Selected software projects, technical experiments, and development work spanning Python, C, GUI systems, game development, and low-level image processing.

FLAGSHIP PROJECT

Firefly: Out in the Black

A cinematic 2D arcade space shooter built with Python and Pygame.

Firefly gameplay screenshot

Firefly: Out in the Black is a cinematic arcade space shooter built entirely with Python and Pygame, inspired by classic sci-fi combat games and the atmosphere of the Firefly universe.

The project originally began as an object-oriented programming assignment focused on building a simple controllable spacecraft and projectile system. Over time, however, it gradually evolved into a much larger exploration of modular architecture, scalable rendering systems, event-driven design, and real-time gameplay logic.

Players pilot Serenity through increasingly dangerous Reaver formations while navigating meteor hazards, projectile exchanges, and escalating combat pressure across a fully resolution-independent gameplay space.

One of the project's primary technical goals was the creation of a custom logical-resolution rendering pipeline. Rather than relying directly on physical screen dimensions, the game operates inside a fixed internal 1920x1080 coordinate space which is dynamically mapped to the active viewport at runtime.

Firefly gameplay combat

This approach allowed gameplay positioning, movement, collision systems, cinematics, and UI elements to remain visually consistent across different resolutions, aspect ratios, and fullscreen states without requiring separate gameplay logic for each display configuration.

The underlying codebase is heavily modular, with separate systems responsible for rendering, viewport management, state transitions, collision handling, enemy spawning, projectile logic, audio management, cinematics, and persistent score tracking.

Firefly intro cinematic

Considerable attention was also given to presentation. The project features a timed cinematic intro sequence, layered music transitions, image-based HUD systems, animated overlays, and asynchronous gameplay handoffs designed to make the experience feel cohesive and alive beyond its arcade foundations.

Every visual element used throughout the project, including ship sprites, interface components, environmental backdrops, cinematic frames, and HUD artwork, was also designed and assembled by me specifically for the game's visual identity.

Several gameplay systems were built with experimentation and extensibility in mind. Meteor trajectories, for example, are generated using curved circular-arc mathematics rather than simple linear movement, producing less predictable and more dynamic navigation patterns during combat.

Firefly game over screen

While intentionally arcade-focused in scope, the project became an important milestone in my development journey, particularly in understanding how increasingly complex systems can remain organized, scalable, and maintainable over time.

GUI / EVENT-DRIVEN PROGRAMMING

Hue Hunter

An interactive RGB color-matching game built with Python and Tkinter.

Hue Hunter interface

Hue Hunter is a small interactive GUI game developed with Python and Tkinter as part of an assignment focused on event-driven programming and graphical user interfaces.

The player is presented with a randomly generated target color and must recreate it as accurately as possible by adjusting individual red, green, and blue channels using synchronized slider and numerical input controls.
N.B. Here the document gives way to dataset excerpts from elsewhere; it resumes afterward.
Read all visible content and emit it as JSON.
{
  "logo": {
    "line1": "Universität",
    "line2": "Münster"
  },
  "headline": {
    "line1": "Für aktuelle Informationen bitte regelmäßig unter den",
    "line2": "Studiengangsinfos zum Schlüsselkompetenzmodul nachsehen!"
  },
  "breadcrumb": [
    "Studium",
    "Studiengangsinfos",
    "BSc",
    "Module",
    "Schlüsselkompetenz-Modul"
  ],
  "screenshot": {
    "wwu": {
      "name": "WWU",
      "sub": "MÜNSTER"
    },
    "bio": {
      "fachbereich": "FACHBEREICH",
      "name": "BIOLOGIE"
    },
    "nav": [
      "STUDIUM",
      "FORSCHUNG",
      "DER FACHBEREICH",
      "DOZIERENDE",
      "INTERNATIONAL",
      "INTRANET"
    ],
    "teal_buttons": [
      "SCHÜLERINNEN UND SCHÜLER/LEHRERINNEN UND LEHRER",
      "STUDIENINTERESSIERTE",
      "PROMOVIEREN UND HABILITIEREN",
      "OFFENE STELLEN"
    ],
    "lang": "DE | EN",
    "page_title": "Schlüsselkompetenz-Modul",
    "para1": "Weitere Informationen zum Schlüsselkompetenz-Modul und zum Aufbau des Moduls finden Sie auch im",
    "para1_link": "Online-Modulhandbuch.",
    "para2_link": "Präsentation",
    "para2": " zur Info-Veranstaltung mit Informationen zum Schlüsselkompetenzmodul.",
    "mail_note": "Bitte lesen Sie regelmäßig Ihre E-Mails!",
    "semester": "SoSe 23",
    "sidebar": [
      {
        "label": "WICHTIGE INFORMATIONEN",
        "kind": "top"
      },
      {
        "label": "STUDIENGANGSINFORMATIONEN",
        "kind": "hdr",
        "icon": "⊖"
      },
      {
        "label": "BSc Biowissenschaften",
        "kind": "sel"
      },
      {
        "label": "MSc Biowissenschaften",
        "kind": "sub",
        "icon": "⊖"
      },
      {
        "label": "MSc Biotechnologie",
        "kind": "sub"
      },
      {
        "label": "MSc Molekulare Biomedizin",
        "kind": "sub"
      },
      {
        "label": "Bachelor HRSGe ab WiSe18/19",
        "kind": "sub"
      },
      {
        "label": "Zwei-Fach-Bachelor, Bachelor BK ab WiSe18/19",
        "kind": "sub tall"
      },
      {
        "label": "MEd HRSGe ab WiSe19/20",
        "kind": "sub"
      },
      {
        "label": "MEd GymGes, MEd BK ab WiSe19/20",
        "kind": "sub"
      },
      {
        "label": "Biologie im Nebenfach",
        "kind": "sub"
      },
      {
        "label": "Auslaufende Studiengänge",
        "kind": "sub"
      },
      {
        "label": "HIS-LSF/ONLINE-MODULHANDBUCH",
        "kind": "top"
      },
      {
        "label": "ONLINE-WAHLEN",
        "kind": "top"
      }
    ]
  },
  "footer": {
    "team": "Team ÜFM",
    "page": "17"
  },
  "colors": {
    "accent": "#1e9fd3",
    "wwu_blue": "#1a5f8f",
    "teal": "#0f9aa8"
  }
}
While relatively small in scope, the project became an important introduction to interface logic, user feedback, layout management, and interactive application flow. Much of the experimentation later explored in larger projects began here in a simpler and more approachable form.

The application continuously updates the player's generated color in real time while calculating similarity percentages between the target and submitted RGB values through a separate utility module dedicated to color-distance evaluation.
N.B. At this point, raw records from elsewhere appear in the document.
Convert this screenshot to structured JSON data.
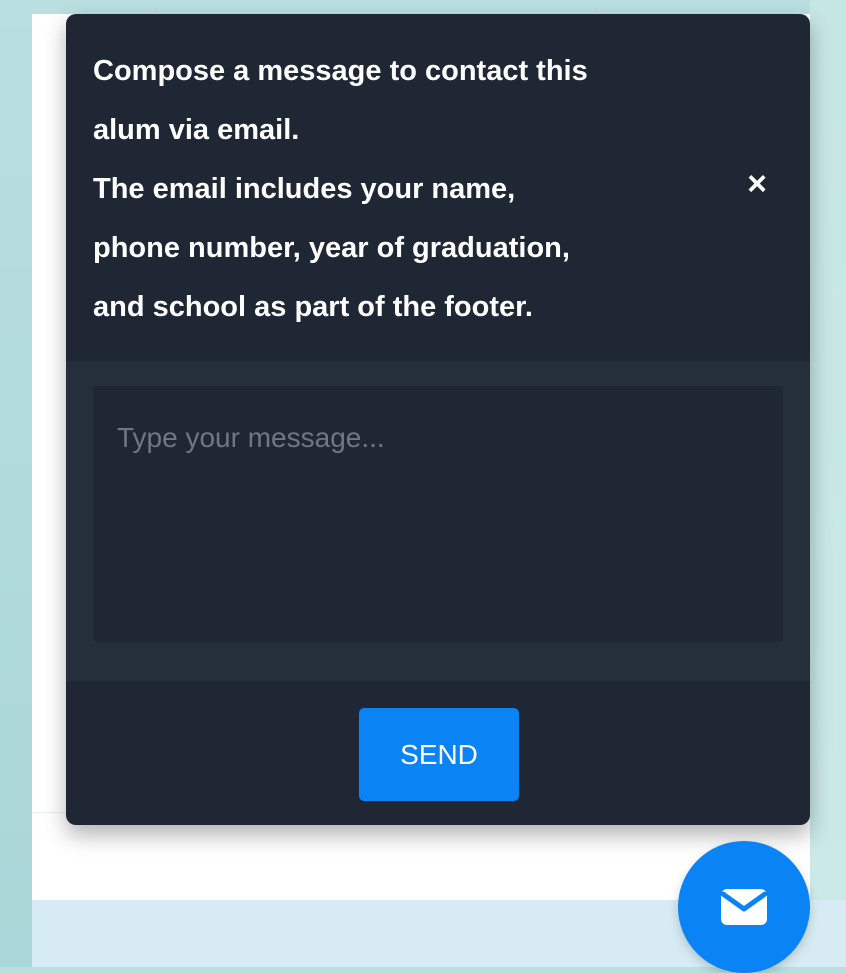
{
  "popup": {
    "message_lines": [
      "Compose a message to contact this",
      "alum via email.",
      "The email includes your name,",
      "phone number, year of graduation,",
      "and school as part of the footer."
    ],
    "close_symbol": "×",
    "input_placeholder": "Type your message...",
    "input_value": "",
    "send_label": "SEND"
  },
  "fab": {
    "icon": "envelope-icon"
  },
  "colors": {
    "popup_bg": "#1e2733",
    "popup_body_bg": "#252f3c",
    "accent": "#0a83f5",
    "text": "#ffffff",
    "placeholder": "#6f7780"
  }
}
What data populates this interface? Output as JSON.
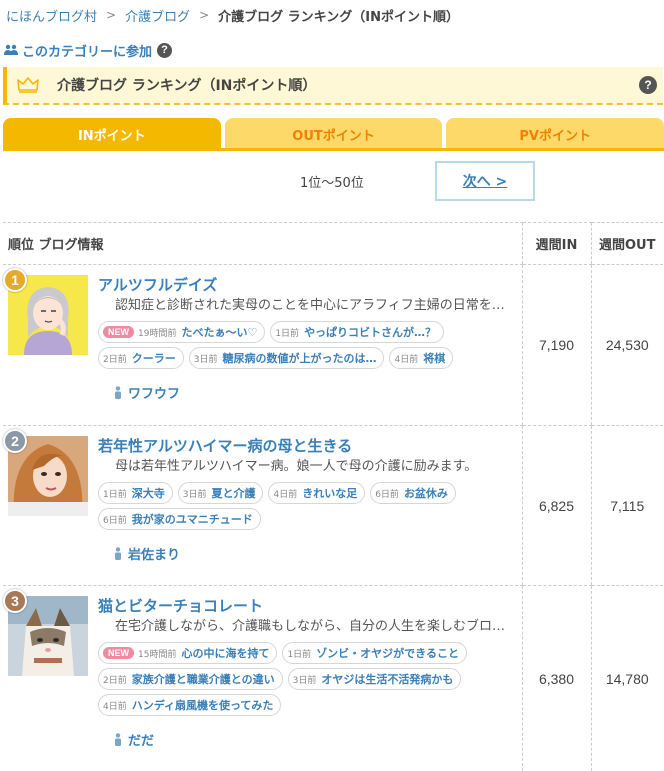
{
  "breadcrumb": {
    "home": "にほんブログ村",
    "category": "介護ブログ",
    "current": "介護ブログ ランキング（INポイント順）",
    "separator": ">"
  },
  "join": {
    "label": "このカテゴリーに参加",
    "help": "?"
  },
  "title_bar": {
    "title": "介護ブログ ランキング（INポイント順）",
    "help": "?"
  },
  "tabs": [
    {
      "label": "INポイント",
      "active": true
    },
    {
      "label": "OUTポイント",
      "active": false
    },
    {
      "label": "PVポイント",
      "active": false
    }
  ],
  "pagination": {
    "range": "1位～50位",
    "next": "次へ >"
  },
  "table": {
    "headers": {
      "info": "順位 ブログ情報",
      "weekly_in": "週間IN",
      "weekly_out": "週間OUT"
    },
    "rows": [
      {
        "rank": "1",
        "blog_name": "アルツフルデイズ",
        "description": "認知症と診断された実母のことを中心にアラフィフ主婦の日常を綴っています",
        "tags": [
          {
            "new": "NEW",
            "when": "19時間前",
            "text": "たべたぁ〜い♡"
          },
          {
            "when": "1日前",
            "text": "やっぱりコビトさんが…？"
          },
          {
            "when": "2日前",
            "text": "クーラー"
          },
          {
            "when": "3日前",
            "text": "糖尿病の数値が上がったのは…"
          },
          {
            "when": "4日前",
            "text": "将棋"
          }
        ],
        "author": "ワフウフ",
        "weekly_in": "7,190",
        "weekly_out": "24,530"
      },
      {
        "rank": "2",
        "blog_name": "若年性アルツハイマー病の母と生きる",
        "description": "母は若年性アルツハイマー病。娘一人で母の介護に励みます。",
        "tags": [
          {
            "when": "1日前",
            "text": "深大寺"
          },
          {
            "when": "3日前",
            "text": "夏と介護"
          },
          {
            "when": "4日前",
            "text": "きれいな足"
          },
          {
            "when": "6日前",
            "text": "お盆休み"
          },
          {
            "when": "6日前",
            "text": "我が家のユマニチュード"
          }
        ],
        "author": "岩佐まり",
        "weekly_in": "6,825",
        "weekly_out": "7,115"
      },
      {
        "rank": "3",
        "blog_name": "猫とビターチョコレート",
        "description": "在宅介護しながら、介護職もしながら、自分の人生を楽しむブログです",
        "tags": [
          {
            "new": "NEW",
            "when": "15時間前",
            "text": "心の中に海を持て"
          },
          {
            "when": "1日前",
            "text": "ゾンビ・オヤジができること"
          },
          {
            "when": "2日前",
            "text": "家族介護と職業介護との違い"
          },
          {
            "when": "3日前",
            "text": "オヤジは生活不活発病かも"
          },
          {
            "when": "4日前",
            "text": "ハンディ扇風機を使ってみた"
          }
        ],
        "author": "だだ",
        "weekly_in": "6,380",
        "weekly_out": "14,780"
      }
    ]
  },
  "colors": {
    "accent": "#f5b800",
    "tab_inactive": "#fdd96a",
    "link": "#3a7fb8",
    "title_bg": "#fff8d6",
    "new_badge": "#ef8ba0"
  },
  "icons": {
    "crown": "crown-icon",
    "help": "question-icon",
    "person": "person-icon"
  }
}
The interface itself was constructed using Tkinter's grid-based layout system, combining sliders, text-entry fields, dynamically resizing canvas elements, image overlays, and state-driven GUI updates.

Several additional systems were implemented beyond the assignment's minimum requirements, including attempt tracking, best-score persistence, win and loss states, visual success and failure feedback, icon-based controls, responsive canvas scaling, and a dedicated preview (cheat) function allowing players to preview their current RGB values without consuming an attempt.
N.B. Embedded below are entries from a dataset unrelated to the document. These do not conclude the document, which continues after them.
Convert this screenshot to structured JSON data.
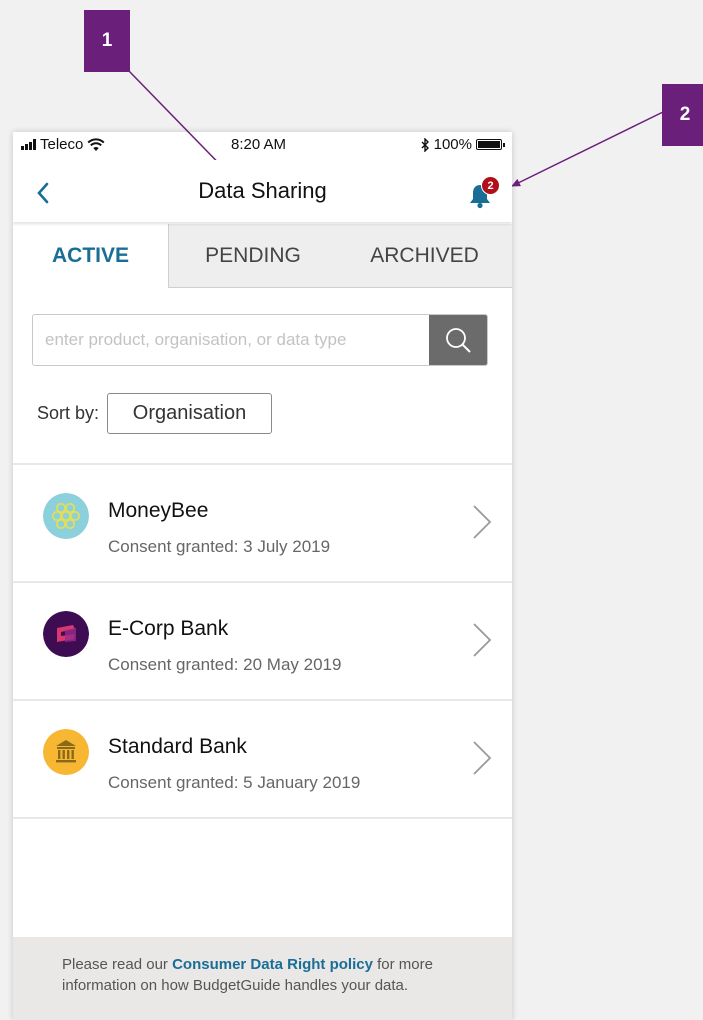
{
  "callouts": {
    "one": "1",
    "two": "2"
  },
  "status_bar": {
    "carrier": "Teleco",
    "time": "8:20 AM",
    "battery": "100%"
  },
  "nav": {
    "title": "Data Sharing",
    "notification_count": "2"
  },
  "tabs": [
    {
      "label": "ACTIVE",
      "active": true
    },
    {
      "label": "PENDING",
      "active": false
    },
    {
      "label": "ARCHIVED",
      "active": false
    }
  ],
  "search": {
    "placeholder": "enter product, organisation, or data type"
  },
  "sort": {
    "label": "Sort by:",
    "value": "Organisation"
  },
  "items": [
    {
      "name": "MoneyBee",
      "consent": "Consent granted: 3 July 2019",
      "icon": "honeycomb-logo-icon"
    },
    {
      "name": "E-Corp Bank",
      "consent": "Consent granted: 20 May 2019",
      "icon": "ecorp-logo-icon"
    },
    {
      "name": "Standard Bank",
      "consent": "Consent granted: 5 January 2019",
      "icon": "bank-building-logo-icon"
    }
  ],
  "footer": {
    "prefix": "Please read our ",
    "link": "Consumer Data Right policy",
    "suffix": " for more information on how BudgetGuide handles your data."
  },
  "colors": {
    "accent": "#1a6e96",
    "callout": "#6a1f7a",
    "badge": "#b0101a",
    "footer_bg": "#e9e8e7"
  }
}
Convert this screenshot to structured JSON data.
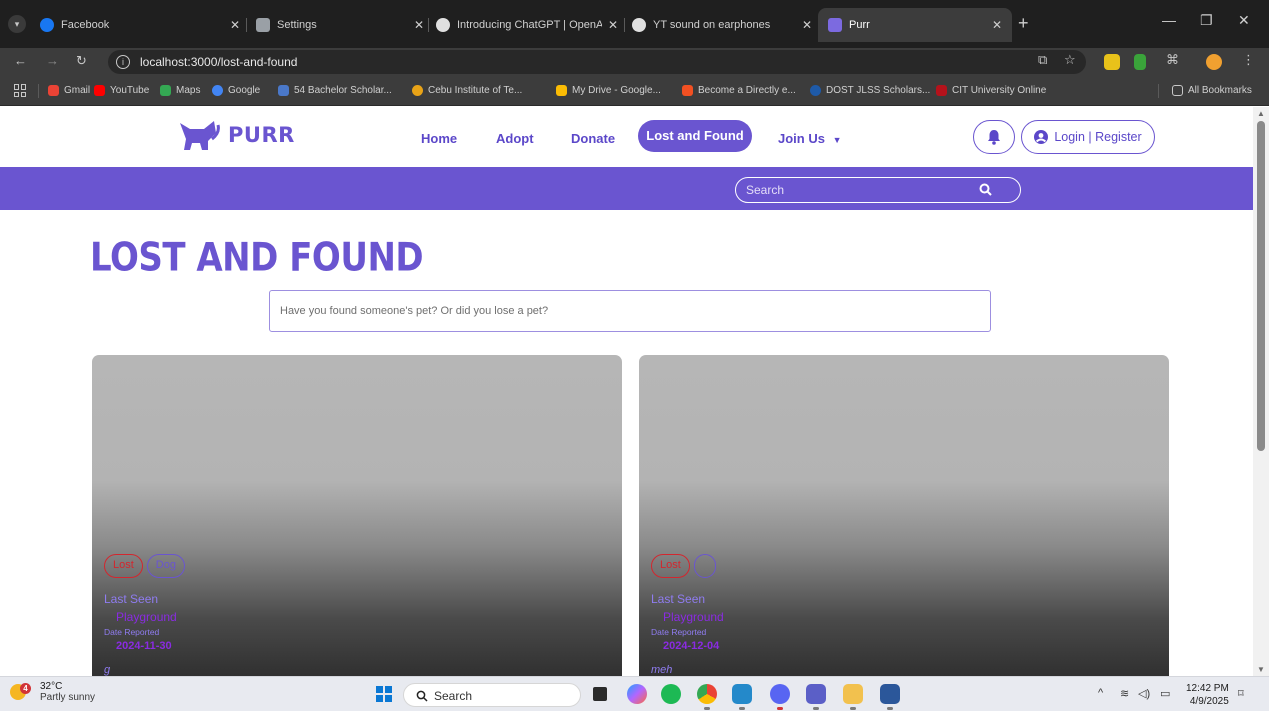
{
  "browser": {
    "tabs": [
      {
        "title": "Facebook",
        "icon": "facebook-icon",
        "color": "#1877f2"
      },
      {
        "title": "Settings",
        "icon": "gear-icon",
        "color": "#9aa0a6"
      },
      {
        "title": "Introducing ChatGPT | OpenAI",
        "icon": "openai-icon",
        "color": "#e0e0e0"
      },
      {
        "title": "YT sound on earphones",
        "icon": "openai-icon",
        "color": "#e0e0e0"
      },
      {
        "title": "Purr",
        "icon": "purr-cat-icon",
        "color": "#7c6ae0"
      }
    ],
    "active_tab_index": 4,
    "url": "localhost:3000/lost-and-found",
    "bookmarks": [
      {
        "label": "Gmail",
        "color": "#ea4335"
      },
      {
        "label": "YouTube",
        "color": "#ff0000"
      },
      {
        "label": "Maps",
        "color": "#34a853"
      },
      {
        "label": "Google",
        "color": "#4285f4"
      },
      {
        "label": "54 Bachelor Scholar...",
        "color": "#4a78c9"
      },
      {
        "label": "Cebu Institute of Te...",
        "color": "#e8a317"
      },
      {
        "label": "My Drive - Google...",
        "color": "#fbbc04"
      },
      {
        "label": "Become a Directly e...",
        "color": "#f25022"
      },
      {
        "label": "DOST JLSS Scholars...",
        "color": "#1e5aa8"
      },
      {
        "label": "CIT University Online",
        "color": "#b5121b"
      }
    ],
    "all_bookmarks_label": "All Bookmarks"
  },
  "site": {
    "brand": "PURR",
    "nav": {
      "home": "Home",
      "adopt": "Adopt",
      "donate": "Donate",
      "lost_found": "Lost and Found",
      "join_us": "Join Us"
    },
    "login_label": "Login | Register",
    "search_placeholder": "Search",
    "page_title": "LOST AND FOUND",
    "post_placeholder": "Have you found someone's pet? Or did you lose a pet?",
    "accent_color": "#6a55d0"
  },
  "cards": [
    {
      "status": "Lost",
      "type": "Dog",
      "last_seen_label": "Last Seen",
      "place": "Playground",
      "date_label": "Date Reported",
      "date": "2024-11-30",
      "description": "g"
    },
    {
      "status": "Lost",
      "type": "",
      "last_seen_label": "Last Seen",
      "place": "Playground",
      "date_label": "Date Reported",
      "date": "2024-12-04",
      "description": "meh"
    }
  ],
  "taskbar": {
    "temperature": "32°C",
    "condition": "Partly sunny",
    "weather_badge": "4",
    "search_label": "Search",
    "time": "12:42 PM",
    "date": "4/9/2025"
  }
}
Although intentionally lightweight and experimental, the project marked an important step in understanding how software reacts to user input, communicates state changes, and presents information through responsive visual systems.

LOW-LEVEL IMAGE PROCESSING

Netshade

A constrained image-processing pipeline built in C using Netpbm image formats.

Netshade image processing demonstration

Netshade is a low-level image-processing project developed in C around the Netpbm image format family, focusing on grayscale conversion, binary threshold mapping, and direct pixel-stream manipulation.

The Netpbm format stores image information in an intentionally simple and human-readable structure, making it particularly useful for studying how graphical data is represented, interpreted, and transformed at a low level.

Unlike higher-level graphics applications relying on external imaging libraries, the project operates directly on raw image data through sequential parsing and transformation of ASCII and binary pixel information.

The assignment itself imposed unusually strict technical limitations. Arrays, strings, floating-point arithmetic, and several standard helper utilities were intentionally prohibited, forcing the entire processing pipeline to be constructed around low-level control flow, incremental data handling, and direct stream-based computation.

Stylized image processing visualization

Image headers, dimensions, color values, and conversion logic were all processed manually through character-level parsing and mathematical transformation routines built specifically for the project.

Rather than separating each operation into isolated tools, the application was designed around a unified processing flow capable of loading, interpreting, transforming, and exporting multiple image states through a consistent computational pipeline.

The program supports conversion between full-color, grayscale, and high-contrast binary image states, demonstrating how visual information can be progressively reduced and abstracted through computational processing.

Working under these constraints became an important exercise in memory awareness, sequential logic, and systems-oriented programming. Much of the project revolved around understanding how image data actually exists beneath graphical interfaces — as streams of numerical information continuously interpreted and transformed by software.

Binary threshold transformation example

Although academically focused in nature, the project became a valuable introduction to low-level data processing, constrained problem solving, and the computational foundations underlying digital imaging systems.